Deen, et al., identified two new mutations of the Aquaporin-2 (AQP2) gene that result in NDI. The researchers were able to discern how the mutations in AQP2 genes prevented the kidney collecting duct cells from allowing sufficient water to pass through their cell walls. Both mutations, AQP2-799InsA actually produced properly folded AQP2 protein capable of letting water channel through them. However, they were still prevented from passing from the cell interior to the proper section of the cell wall where they must be to act as channels for water passage. Both these mutations were able to bind with normal AQPs. When the binding occurred, it prevented the normal AQP2s from traveling to the proper section of the cell wall, thus further reducing the cells' ability to let water pass through them.

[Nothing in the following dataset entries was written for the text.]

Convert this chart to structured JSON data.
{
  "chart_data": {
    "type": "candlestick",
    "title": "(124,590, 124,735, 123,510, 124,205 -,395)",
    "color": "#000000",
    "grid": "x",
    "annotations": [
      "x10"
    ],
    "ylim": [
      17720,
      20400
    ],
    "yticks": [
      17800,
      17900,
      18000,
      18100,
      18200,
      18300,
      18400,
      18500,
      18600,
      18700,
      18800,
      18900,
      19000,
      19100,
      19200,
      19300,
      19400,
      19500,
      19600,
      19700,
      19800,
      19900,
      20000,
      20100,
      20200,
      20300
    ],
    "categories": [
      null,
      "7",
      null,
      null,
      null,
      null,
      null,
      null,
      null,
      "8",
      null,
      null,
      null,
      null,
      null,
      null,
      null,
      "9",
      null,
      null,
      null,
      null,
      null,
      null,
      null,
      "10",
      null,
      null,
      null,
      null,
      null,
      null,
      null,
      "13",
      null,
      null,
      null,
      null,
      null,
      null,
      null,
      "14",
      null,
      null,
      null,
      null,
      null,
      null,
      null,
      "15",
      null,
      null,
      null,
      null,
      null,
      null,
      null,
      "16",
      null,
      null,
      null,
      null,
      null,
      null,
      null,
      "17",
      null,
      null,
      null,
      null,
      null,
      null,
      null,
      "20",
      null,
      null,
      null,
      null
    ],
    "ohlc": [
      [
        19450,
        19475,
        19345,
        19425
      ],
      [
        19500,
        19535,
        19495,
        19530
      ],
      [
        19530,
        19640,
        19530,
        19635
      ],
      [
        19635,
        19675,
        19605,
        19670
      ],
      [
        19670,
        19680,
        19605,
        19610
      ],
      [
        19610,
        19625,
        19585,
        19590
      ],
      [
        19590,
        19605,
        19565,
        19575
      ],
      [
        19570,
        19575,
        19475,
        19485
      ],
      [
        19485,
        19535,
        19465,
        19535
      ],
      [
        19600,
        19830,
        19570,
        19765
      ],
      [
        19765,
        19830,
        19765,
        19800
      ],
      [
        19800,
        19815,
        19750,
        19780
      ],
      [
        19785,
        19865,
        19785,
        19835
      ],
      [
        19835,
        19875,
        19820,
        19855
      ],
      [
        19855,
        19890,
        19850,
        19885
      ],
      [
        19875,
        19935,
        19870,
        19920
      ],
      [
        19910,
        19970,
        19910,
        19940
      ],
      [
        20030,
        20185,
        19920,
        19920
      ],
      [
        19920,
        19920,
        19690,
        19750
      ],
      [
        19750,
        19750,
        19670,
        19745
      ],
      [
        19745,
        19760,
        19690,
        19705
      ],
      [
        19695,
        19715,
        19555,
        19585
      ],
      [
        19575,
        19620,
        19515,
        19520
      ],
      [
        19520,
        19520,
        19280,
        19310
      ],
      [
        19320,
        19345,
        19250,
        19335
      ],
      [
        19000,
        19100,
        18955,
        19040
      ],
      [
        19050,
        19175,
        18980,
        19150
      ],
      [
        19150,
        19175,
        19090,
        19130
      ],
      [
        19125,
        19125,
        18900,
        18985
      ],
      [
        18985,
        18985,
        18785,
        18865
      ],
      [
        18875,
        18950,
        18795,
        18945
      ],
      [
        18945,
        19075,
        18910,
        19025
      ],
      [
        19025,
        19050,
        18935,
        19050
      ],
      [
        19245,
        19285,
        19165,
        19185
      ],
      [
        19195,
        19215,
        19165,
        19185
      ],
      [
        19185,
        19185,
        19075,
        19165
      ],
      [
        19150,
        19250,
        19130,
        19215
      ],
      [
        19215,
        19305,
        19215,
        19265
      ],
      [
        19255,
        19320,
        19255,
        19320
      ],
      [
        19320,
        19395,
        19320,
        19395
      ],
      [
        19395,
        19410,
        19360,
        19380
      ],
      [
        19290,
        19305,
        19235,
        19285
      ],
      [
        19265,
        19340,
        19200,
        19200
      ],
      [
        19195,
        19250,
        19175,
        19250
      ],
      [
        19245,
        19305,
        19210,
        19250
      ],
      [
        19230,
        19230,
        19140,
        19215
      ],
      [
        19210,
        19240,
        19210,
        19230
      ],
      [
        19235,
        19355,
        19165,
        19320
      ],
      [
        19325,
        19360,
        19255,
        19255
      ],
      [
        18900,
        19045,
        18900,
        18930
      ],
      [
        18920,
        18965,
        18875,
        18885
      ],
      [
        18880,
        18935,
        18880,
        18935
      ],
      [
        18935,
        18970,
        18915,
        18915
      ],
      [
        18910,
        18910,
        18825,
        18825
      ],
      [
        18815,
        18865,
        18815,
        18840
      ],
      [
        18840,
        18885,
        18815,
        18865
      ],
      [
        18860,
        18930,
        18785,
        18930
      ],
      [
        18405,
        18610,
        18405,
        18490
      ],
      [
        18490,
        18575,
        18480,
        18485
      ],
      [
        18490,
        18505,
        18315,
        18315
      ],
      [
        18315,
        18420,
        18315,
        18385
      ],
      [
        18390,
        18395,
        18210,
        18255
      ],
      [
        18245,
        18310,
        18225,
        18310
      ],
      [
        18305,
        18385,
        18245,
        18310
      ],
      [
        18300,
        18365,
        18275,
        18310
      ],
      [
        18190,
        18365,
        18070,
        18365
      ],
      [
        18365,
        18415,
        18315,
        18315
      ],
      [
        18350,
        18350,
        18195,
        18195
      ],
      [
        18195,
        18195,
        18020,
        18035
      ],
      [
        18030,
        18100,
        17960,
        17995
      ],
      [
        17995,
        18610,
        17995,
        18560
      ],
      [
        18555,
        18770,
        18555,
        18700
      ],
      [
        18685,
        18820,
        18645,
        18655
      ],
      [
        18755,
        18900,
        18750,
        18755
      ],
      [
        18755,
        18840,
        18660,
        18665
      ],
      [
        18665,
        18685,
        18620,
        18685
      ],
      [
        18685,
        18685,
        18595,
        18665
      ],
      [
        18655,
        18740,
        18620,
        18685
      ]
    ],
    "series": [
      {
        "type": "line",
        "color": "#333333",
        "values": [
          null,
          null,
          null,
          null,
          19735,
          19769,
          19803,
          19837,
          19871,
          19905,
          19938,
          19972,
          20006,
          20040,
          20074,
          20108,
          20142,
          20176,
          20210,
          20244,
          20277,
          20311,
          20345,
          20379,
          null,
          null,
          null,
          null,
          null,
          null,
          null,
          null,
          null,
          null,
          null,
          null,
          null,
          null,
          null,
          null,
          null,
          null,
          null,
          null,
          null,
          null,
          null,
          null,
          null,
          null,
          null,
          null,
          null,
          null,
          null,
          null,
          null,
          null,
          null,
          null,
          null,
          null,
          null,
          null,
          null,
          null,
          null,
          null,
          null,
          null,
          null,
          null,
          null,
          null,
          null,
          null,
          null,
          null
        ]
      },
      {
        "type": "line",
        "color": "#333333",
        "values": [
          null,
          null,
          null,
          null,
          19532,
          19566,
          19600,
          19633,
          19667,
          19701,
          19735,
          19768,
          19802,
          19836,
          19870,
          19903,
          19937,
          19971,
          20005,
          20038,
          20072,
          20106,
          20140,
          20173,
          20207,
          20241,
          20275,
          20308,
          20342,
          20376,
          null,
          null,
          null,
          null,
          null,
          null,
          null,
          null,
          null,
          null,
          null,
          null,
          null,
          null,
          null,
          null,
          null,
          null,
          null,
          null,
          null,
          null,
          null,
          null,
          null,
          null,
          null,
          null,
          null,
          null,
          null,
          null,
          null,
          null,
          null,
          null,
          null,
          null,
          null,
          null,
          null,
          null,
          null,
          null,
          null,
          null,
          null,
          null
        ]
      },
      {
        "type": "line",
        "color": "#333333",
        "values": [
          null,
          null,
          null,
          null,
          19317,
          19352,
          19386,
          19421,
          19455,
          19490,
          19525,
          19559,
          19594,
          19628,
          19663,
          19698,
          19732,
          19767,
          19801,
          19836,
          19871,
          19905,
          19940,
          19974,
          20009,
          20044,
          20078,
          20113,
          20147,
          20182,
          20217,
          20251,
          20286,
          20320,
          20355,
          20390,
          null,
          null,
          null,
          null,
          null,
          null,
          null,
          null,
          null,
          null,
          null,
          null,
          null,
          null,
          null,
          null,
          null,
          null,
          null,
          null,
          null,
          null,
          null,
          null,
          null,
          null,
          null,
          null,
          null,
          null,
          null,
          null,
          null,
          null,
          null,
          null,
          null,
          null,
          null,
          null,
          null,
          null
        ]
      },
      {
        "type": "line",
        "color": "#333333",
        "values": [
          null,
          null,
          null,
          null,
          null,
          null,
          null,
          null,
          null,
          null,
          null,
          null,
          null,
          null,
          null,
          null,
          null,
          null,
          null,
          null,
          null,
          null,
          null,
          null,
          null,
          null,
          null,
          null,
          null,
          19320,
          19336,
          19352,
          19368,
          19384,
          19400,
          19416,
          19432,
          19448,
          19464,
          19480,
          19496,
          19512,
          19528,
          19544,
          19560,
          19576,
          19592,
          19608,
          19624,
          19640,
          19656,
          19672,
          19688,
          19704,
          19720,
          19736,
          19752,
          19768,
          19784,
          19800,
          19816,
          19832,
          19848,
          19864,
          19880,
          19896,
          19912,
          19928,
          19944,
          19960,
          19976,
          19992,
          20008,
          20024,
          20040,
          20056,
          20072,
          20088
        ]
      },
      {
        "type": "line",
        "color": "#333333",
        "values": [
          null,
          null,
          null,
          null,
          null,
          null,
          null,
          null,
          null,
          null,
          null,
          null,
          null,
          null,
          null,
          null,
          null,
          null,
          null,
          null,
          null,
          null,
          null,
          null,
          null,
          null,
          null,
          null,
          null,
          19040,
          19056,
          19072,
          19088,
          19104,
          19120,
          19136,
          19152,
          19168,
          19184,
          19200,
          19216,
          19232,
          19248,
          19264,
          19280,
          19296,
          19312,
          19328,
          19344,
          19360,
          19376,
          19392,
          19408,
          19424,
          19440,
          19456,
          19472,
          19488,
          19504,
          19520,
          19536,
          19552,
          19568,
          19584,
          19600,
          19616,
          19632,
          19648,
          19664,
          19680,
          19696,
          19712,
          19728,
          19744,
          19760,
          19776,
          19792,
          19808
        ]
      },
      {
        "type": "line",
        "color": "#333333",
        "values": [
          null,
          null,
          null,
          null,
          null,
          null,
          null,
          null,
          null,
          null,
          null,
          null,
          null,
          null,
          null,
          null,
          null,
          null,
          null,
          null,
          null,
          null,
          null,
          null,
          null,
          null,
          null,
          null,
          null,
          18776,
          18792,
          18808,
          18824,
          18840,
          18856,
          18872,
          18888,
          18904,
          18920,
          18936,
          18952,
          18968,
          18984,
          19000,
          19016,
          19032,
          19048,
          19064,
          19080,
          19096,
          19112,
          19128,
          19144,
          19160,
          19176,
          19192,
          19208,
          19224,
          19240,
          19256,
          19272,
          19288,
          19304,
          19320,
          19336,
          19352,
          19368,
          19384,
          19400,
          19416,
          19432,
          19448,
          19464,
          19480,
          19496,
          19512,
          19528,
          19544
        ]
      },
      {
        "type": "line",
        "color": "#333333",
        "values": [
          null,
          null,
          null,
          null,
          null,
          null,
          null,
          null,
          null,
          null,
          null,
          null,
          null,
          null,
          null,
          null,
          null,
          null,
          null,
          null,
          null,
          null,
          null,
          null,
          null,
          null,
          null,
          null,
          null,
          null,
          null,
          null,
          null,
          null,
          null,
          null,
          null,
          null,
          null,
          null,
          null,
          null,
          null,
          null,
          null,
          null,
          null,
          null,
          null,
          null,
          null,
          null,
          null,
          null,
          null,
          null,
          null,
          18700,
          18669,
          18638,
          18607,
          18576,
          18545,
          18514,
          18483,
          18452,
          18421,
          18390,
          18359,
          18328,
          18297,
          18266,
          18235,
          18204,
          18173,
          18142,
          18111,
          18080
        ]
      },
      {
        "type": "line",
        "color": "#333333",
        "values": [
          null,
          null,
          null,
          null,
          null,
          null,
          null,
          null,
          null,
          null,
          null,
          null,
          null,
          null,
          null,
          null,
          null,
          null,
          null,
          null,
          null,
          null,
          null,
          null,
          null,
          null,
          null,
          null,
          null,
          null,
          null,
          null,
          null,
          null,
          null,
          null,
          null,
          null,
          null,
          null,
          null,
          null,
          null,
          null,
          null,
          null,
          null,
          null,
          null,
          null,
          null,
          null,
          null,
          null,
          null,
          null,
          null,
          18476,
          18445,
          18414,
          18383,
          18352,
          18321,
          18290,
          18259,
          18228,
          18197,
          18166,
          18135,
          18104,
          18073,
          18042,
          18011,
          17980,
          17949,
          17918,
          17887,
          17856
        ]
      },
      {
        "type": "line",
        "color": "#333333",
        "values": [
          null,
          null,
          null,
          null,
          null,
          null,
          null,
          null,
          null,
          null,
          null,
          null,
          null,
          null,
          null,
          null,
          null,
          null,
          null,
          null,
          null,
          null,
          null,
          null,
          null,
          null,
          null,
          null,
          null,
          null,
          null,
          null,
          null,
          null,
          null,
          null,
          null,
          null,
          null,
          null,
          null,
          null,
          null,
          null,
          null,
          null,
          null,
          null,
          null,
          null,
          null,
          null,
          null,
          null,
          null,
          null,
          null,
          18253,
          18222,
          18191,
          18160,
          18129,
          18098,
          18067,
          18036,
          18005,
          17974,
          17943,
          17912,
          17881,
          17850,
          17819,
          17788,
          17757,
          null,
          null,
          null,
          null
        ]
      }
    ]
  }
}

The two mutants didn't reach the cell wall for different reasons. AQP2-727delG was routed to lysosomes, an intracellular structure with a different function than the storage vesicles, where the AQP2 should have been routed. AQP2-779InsA was directed to the wrong section of the cell wall. The ability of these mutant AQPs to bind with normal AQPs, and thus prevent the normal AQPs from reaching their job site, explains why the NDI patient need only carry the mutated gene in a single dose (as opposed to two) to manifest symptoms of NDI. This pattern of inheritance is called dominant.